Is it possible that the size and shape of the heaps represents the manner in which they were brought to the site - dropped off the back of a cart, for example - perhaps being brought to this location with the intention of use as building materials at the same time as clearing fields elsewhere?

FWIW, I also vote for “clearing the fields.” By process of elimination, I don’t arrive at much else. When the land is covered with trees, it takes some mental adjustment to imagine that the land was once completely cleared. Maybe the tenant farmers or slaves farmed the less flat land, and they’d have probably had a new crop of rocks to clear every spring.

And by the way, how much was rock used as a building material in that part of the world? My basic guess would be “not much.”

Off-hand I can’t think of a single old structure built with rock down here. Most old houses are frame, richer folk’s homes and public buildings were often built of brick (often purchased cheaply from ships that used them as ballast when empty) but you almost never see stone.

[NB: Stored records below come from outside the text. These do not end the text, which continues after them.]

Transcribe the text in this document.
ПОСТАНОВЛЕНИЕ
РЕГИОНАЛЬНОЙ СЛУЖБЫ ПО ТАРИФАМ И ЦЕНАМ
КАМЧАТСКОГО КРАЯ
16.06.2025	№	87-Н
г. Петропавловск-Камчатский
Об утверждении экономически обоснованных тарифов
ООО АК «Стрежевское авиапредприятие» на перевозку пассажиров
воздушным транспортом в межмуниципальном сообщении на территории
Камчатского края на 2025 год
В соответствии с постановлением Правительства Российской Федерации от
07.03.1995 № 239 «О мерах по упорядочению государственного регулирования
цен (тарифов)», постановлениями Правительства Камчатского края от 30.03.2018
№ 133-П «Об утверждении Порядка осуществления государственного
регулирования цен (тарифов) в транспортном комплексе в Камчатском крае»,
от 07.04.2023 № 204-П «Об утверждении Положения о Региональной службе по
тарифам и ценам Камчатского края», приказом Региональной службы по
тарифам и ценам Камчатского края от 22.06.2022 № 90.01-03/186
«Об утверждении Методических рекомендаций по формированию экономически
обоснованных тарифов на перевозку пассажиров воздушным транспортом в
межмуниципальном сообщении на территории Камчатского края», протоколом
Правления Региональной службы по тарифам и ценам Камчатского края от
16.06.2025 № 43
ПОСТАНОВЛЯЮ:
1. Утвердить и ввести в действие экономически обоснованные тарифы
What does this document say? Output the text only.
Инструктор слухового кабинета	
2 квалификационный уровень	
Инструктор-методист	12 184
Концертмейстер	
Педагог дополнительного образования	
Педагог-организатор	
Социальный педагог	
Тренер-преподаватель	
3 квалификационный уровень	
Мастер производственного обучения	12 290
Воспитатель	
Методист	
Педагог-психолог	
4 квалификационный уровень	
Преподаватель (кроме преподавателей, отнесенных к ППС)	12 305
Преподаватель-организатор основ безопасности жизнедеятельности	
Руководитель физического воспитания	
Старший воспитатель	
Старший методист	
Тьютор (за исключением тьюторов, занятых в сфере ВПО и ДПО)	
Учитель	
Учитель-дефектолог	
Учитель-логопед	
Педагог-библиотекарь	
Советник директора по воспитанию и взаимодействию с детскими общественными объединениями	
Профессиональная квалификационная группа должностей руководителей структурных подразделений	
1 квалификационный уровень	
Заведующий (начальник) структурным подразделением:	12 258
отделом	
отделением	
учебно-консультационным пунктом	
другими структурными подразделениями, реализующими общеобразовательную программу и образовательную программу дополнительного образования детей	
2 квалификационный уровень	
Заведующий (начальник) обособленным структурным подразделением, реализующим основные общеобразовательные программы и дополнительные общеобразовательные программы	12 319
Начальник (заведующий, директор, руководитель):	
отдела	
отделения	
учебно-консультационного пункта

Anyone know why that is? I can understand why initial structures would have been wood or bousillage (a type of waddle/daub used in the colonial era) but over the years they’d have some time to make stone walls. As often as houses burned in those days it would have seemed a natural. They certainly knew how to make mortar, and on the coasts from the Carolinas to Louisiana they even used tabby (wonderful material- it’s a concrete mortar made from shells, moss and clay) but the only large stones you see in construction are usually in chimneys and pilings.

I think the cart loads is probably the best theory as well (disappointing, of course- I wanted Injun voodoo mystery gravemounds ;)). If that’s the case the stream was probably bridged, which would only require a fairly simple structure. Does anyone know if there were carts or wagons with a “dumptruck” type feature or would the rocks have to be thrown off my hand?

Speaking of changing topography and landscape, what’s amazing to me is how COMPLETELY all evidence of a structure can disappear. The plantation big house that’s linked above stood on the same spot from the late 1830s to the mid-1980s. The old couple who lived there when I was a kid (not related to me but our nearest non-relative neighbors in straight-line progression [over a mile as the road goes]) kept an acre around the place golf-course flat and smooth with goats and sling blades and occasional hired lawn mowers. Today, you cannot tell there was EVER a house there- the whole place is covered in pines and rowan oaks and wild grasses and briars.

Ditto my own family’s homeplace (pics in the same catalog as the rocks). My great-aunts kept that place covered in flowers and mostly dirt. Today, not much over a decade since somebody last occupied that house (it was used as a flea market for a while), there are trees and grass taller than I am in their front yard and I couldn’t even find their vegetable garden. (Daffodils and roses and petunias are abundant, though, descendants of the ones from their flowerbeds that have now scattered all through the woods.)

I think it was simply the building culture of the first settlers to use wood, and everybody thereafter did the same. The building trades are very conservative in many ways, and people tend to stick to what they know. And initially, a wooden house could be built more quickly and easily than a stone one.

It’s the same in New England – except for a few areas in central Vermont, almost everything is wood or brick.